Se Ronaldo virou-se para a poesia de Drummond em busca de inspirações florais, Gisela foi para outro mestre, mas da pintura: Salvador Dalí e o surrealismo de seu quadro “Flor Dalinae” dão a tônica da coleção, que trouxe uma das impressões mais fortes do trabalho da estilista no uso do branco como cor exclusiva das peças. A delicadeza do pintor catalão é também marca do desfile apresentado, que trouxe tops cropped de organza e crepe, saias e camisas/vestidos de um ombro só, cujas formas remetem às curvas das pétalas – evidenciadas pela aplicação de flores -, além de uma alfaiataria clássica que usa bastante o linho. Destaque para o cropped de palha, ultra sexy.
– Jeferson Ribeiro
Criada em 2013, a marca tem em seu repertório a experiência do designer baiano em direção criativa e posicionamento de mercado. Jeferson arrasa muito! As coleções são pensadas para mulheres elegantes e discretas, tendo a seda como a base para roupas de corte reto e caimento perfeito. Se na última coleção apresentada no DFB, Jeferson assumiu tom politizado, agora o mote de sua coleção é romântico, com cartela de cores que traz a dualidade do azul anil contra o vermelho em tom de vinho e o branco x preto. Camisas e saias de crochê ajudam em um desfile que tem como objetivo valorizar o corpo curvilíneo, com cintura marcada e caimento que deixa o quadril e o busto soltos em tecidos fluidos como a organza. O estilista comemorou seus 10 anos de carreira e batizou a coleção de Estro, inspirada no pensamento da psicóloga jungiana Clarissa Pinkola Estes e também na coragem da artista plástica Lygia Clark em “questionar a domesticação dos sentimentos e ações da mulher moderna que se divide nos diversos papeis sociais”, como explica Jeferson.

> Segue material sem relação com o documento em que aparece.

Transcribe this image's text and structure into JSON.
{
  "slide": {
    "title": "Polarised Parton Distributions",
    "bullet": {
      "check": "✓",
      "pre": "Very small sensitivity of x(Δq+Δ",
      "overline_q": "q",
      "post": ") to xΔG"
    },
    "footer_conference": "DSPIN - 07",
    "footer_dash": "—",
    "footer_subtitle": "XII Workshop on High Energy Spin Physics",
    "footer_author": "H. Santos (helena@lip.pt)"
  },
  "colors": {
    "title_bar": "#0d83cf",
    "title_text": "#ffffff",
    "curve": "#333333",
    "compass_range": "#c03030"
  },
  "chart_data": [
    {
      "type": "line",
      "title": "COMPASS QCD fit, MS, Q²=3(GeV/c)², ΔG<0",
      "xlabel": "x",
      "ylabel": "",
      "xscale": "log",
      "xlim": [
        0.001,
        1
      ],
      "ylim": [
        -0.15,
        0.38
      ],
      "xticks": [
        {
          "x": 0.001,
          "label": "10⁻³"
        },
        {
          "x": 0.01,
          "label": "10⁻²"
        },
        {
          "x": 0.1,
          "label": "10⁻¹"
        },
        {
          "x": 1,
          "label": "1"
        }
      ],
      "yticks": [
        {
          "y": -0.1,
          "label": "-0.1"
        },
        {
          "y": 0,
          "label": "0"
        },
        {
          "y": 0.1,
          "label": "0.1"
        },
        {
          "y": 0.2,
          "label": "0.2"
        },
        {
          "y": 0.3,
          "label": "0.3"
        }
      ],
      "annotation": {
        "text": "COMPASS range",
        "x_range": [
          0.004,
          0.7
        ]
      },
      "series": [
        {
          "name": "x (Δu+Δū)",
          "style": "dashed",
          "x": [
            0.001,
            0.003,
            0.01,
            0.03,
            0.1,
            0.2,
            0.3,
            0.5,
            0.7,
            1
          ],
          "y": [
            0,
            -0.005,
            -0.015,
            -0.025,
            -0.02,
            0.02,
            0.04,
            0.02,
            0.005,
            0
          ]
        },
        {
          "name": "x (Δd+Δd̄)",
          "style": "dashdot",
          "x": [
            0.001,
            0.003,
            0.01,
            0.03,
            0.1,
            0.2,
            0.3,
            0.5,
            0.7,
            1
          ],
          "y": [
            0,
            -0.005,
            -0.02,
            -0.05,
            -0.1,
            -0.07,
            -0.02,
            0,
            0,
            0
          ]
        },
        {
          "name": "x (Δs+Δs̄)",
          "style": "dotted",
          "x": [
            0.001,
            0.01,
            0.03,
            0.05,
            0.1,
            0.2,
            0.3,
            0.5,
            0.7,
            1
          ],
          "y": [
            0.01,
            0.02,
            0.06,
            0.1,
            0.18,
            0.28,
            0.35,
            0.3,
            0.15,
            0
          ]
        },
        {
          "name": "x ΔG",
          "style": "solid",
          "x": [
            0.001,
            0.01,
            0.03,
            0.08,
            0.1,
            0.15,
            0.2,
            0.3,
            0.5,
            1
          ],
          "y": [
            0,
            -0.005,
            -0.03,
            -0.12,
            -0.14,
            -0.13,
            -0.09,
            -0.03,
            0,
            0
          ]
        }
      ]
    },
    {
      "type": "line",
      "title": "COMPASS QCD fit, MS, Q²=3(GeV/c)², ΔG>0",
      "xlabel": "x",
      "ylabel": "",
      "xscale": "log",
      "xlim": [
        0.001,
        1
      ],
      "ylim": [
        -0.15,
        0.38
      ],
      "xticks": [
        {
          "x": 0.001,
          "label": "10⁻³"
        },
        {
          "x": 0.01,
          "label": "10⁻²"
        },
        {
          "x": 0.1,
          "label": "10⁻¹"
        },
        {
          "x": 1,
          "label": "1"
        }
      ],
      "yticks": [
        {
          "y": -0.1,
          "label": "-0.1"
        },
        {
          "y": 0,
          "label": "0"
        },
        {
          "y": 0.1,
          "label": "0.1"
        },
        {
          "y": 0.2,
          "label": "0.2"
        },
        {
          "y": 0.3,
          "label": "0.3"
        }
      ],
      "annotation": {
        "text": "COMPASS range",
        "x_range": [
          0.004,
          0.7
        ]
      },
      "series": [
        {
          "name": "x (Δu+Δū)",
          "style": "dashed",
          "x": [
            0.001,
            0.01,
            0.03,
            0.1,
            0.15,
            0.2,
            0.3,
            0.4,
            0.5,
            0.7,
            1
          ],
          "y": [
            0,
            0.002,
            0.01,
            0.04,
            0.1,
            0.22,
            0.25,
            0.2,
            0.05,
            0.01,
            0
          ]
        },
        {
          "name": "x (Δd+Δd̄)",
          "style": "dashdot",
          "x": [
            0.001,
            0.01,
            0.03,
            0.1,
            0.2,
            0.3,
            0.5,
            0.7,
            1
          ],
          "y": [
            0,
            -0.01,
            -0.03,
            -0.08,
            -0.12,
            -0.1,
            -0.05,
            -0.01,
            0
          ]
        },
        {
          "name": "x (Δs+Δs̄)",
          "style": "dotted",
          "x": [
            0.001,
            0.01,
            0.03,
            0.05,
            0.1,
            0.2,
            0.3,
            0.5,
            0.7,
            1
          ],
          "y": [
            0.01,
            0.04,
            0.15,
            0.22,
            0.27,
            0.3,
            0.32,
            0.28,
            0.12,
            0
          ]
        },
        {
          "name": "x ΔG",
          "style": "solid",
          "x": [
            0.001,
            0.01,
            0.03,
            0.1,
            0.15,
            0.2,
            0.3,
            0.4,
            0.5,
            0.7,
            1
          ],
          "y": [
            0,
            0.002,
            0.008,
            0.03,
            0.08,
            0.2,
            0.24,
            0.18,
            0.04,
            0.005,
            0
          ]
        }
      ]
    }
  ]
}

O estilista acrescenta que olhou para o íntimo da mulher contemporânea, sem medos e desejos mais primitivos. Jeferson conta ainda que apostou em uma imagem forte para falar do arquétipo da mulher-selvagem proposto por Clarissa em seu livro Mulheres que correm como lobos e tentou levar para a passarela “a simplicidade e elegância de um corpo que transita nas arquiteturas das grandes cidades, como um animal num ato de deriva, ora camuflado à paisagem ora revelado à espreita da caça”, afirma.
E o desfile da Riachuelo fecha esta edição do Dragão fashion Brasil 2015. Até 2016 com muitas novidades!!!